Afterwards, when I query for these documents I see that in the query explain I get

  • 0.5 = fieldNorm(field=titre, doc=0) for document A
  • 0.625 = fieldNorm(field=titre, doc=1) for document B

This is already strange (to me, I'm sure it's me who's missing something). Why don't I get the same values for field norm as those calculated at index time? Is this the "query normalization" thing in action? If so, how does it work?

This however is more or less ok since the two query-time fieldNorms give the same order as those calculated at index time (the field with the shorter value has the higher fieldNorm in both cases)

I've then made my own Similarity class where I've implemented the computeNorms method like so:

public float computeNorm(String pField, FieldInvertState state) {
    norm = (float) (state.getBoost() + (1.0d / Math.sqrt(state.getLength())));
    return norm;
}

At index time I now get:

  • 1.5 for document A (which has 4 tokens in its field)
  • 1.7071068 for document B (which has 2 tokens in its field)

However now, when I query for these documents, I can see that they both have the same field norm as reported by the explain function:

  • 1.5 = fieldNorm(field=titre, doc=0) for document A
  • 1.5 = fieldNorm(field=titre, doc=1) for document B

To me, this is now really strange, how come if I use an apparently good similarity to calculate the fieldNorm at index time, which gives me proper values proportional to the number of tokens, later on, at query time, all this is lost and the query sais both documents have the same field norm?

So my questions are:

  • why does the index time fieldNorm as reported by the Similarity's computeNorm method not remain the same as that reported by query explain?
  • why, for two different fieldNorm values obtained at index time (via similarity computeNorm) I get identical fieldNorm values at query time?

== UPDATE

Ok, I've found something in Lucene's docs which clarifies some of my question, but not all of it:

However the resulted norm value is encoded as a single byte before being stored. At search time, the norm byte value is read from the index directory and decoded back to a float norm value. This encoding/decoding, while reducing index size, comes with the price of precision loss - it is not guaranteed that decode(encode(x)) = x. For instance, decode(encode(0.89)) = 0.75.
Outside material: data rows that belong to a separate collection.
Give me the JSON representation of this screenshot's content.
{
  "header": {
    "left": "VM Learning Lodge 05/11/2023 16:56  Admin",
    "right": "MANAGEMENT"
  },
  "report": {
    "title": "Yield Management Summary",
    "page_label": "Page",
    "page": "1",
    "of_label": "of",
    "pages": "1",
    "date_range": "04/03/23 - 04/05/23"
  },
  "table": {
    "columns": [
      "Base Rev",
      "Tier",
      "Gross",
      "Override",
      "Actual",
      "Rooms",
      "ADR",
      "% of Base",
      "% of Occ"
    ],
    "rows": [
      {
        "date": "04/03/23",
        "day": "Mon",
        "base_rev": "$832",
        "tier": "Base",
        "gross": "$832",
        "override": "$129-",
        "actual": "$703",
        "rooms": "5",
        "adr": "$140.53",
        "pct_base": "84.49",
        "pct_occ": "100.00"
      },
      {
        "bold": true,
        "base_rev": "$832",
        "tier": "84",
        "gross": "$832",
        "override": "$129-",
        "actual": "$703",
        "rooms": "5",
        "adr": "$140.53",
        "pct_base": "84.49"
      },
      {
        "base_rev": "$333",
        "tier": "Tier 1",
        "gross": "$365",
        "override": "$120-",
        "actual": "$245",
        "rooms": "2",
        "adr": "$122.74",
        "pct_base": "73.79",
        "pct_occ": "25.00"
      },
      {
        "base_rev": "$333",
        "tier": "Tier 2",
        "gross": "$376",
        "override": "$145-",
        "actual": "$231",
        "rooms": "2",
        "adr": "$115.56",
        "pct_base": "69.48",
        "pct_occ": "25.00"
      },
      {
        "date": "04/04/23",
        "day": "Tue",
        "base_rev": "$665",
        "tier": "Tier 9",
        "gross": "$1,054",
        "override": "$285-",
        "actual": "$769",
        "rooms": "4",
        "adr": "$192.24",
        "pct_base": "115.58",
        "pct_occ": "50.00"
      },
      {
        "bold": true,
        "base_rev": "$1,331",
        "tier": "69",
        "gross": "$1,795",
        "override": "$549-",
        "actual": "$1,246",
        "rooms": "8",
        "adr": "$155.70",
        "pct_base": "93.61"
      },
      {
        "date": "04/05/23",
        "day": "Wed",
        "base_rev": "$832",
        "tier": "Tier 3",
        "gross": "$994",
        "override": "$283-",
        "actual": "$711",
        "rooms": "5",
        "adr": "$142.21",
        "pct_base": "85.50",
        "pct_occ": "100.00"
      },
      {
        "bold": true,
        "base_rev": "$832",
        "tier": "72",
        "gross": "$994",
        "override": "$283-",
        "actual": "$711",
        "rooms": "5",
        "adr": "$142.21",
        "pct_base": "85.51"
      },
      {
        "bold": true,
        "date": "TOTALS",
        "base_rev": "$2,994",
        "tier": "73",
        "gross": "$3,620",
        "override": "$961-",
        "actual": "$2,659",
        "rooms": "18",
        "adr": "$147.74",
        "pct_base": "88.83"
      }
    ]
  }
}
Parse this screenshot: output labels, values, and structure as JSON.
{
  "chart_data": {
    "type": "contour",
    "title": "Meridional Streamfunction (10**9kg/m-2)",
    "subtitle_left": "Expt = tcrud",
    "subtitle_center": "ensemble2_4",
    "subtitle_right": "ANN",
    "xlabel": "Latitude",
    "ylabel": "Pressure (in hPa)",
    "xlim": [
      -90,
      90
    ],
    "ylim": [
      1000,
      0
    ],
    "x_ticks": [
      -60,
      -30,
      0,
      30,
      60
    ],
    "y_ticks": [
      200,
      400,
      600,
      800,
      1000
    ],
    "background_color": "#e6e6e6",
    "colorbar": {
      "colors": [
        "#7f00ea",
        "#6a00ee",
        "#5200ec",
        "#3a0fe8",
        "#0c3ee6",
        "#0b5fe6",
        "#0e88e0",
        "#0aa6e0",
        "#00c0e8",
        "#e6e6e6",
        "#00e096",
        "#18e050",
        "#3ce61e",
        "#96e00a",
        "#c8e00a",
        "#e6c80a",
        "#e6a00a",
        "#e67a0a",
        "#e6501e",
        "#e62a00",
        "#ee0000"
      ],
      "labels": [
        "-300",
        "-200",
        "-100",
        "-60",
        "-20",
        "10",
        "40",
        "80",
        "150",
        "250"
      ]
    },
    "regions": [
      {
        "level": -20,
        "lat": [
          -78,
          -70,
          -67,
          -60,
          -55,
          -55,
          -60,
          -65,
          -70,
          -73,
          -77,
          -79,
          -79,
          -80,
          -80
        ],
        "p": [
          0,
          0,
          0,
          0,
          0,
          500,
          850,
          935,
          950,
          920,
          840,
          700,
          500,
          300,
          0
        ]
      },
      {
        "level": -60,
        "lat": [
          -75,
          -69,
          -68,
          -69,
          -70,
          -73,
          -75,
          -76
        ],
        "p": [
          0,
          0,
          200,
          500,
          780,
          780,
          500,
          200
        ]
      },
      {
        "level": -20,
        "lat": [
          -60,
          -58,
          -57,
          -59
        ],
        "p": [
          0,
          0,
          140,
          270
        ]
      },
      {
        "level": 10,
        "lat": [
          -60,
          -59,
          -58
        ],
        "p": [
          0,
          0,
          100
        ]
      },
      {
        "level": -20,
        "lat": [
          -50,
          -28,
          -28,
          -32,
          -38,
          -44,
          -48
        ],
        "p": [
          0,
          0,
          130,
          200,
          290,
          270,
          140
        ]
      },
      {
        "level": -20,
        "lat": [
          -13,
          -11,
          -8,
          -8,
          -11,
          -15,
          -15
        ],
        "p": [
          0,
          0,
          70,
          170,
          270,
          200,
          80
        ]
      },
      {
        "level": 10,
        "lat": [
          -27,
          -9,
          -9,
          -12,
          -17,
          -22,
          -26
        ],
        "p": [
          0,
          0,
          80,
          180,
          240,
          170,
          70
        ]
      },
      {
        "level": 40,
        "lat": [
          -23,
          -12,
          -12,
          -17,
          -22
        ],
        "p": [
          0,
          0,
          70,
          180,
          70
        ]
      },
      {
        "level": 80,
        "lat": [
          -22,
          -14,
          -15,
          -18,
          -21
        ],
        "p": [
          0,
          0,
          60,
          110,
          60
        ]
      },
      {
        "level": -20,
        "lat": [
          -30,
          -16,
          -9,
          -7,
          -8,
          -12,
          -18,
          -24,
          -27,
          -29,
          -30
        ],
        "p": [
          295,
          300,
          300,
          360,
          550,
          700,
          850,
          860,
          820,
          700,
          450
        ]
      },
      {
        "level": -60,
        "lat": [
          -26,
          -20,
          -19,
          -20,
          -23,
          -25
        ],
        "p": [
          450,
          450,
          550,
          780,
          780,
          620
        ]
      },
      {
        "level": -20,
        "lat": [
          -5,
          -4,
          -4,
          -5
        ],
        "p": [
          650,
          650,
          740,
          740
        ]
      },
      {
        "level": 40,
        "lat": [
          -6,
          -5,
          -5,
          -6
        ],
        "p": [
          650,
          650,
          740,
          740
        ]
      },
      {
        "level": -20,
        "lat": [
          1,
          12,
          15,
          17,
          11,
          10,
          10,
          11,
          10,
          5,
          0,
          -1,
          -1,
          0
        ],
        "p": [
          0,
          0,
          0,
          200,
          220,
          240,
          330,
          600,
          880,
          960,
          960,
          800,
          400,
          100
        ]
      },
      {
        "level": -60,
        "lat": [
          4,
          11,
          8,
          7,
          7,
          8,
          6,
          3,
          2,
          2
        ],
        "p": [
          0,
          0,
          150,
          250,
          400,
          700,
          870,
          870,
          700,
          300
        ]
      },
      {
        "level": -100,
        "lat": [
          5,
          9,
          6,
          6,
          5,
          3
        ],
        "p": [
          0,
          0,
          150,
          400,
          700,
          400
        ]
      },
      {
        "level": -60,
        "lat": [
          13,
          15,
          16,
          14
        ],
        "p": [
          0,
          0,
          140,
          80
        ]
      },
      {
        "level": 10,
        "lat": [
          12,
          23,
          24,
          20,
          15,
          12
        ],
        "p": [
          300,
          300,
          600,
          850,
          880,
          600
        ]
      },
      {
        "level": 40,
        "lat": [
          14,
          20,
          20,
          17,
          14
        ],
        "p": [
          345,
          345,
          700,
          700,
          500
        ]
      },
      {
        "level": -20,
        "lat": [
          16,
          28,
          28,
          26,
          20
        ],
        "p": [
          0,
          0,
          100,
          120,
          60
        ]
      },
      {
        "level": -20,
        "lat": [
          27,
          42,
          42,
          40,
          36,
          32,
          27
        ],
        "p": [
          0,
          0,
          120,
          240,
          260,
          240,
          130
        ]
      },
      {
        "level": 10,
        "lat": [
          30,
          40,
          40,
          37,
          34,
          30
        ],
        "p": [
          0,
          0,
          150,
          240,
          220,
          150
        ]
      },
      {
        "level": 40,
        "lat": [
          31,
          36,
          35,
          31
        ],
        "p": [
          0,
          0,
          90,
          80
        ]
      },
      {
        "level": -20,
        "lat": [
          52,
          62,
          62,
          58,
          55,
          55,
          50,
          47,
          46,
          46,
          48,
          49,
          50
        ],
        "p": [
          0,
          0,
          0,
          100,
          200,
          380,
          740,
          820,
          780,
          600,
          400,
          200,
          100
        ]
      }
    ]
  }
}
How much precision loss is there? Is there a minimum gap we should put between different values so that they remain different even after the precision-loss re-calculations?

回答1:

The documentation of encodeNormValue describes the encoding step (which is where the precision is lost), and particularly the final representation of the value:

The encoding uses a three-bit mantissa, a five-bit exponent, and the zero-exponent point at 15, thus representing values from around 7x10^9 to 2x10^-9 with about one significant decimal digit of accuracy. Zero is also represented. Negative numbers are rounded up to zero. Values too large to represent are rounded down to the largest representable value. Positive values too small to represent are rounded up to the smallest positive representable value.

The most relevant piece to understand that that the mantissa is only 3 bits, which means precision is around one significant decimal digit.

An important note on the rationale comes a few sentences after where your quote ended, where the Lucene docs say:

The rationale supporting such lossy compression of norm values is that given the difficulty (and inaccuracy) of users to express their true information need by a query, only big differences matter.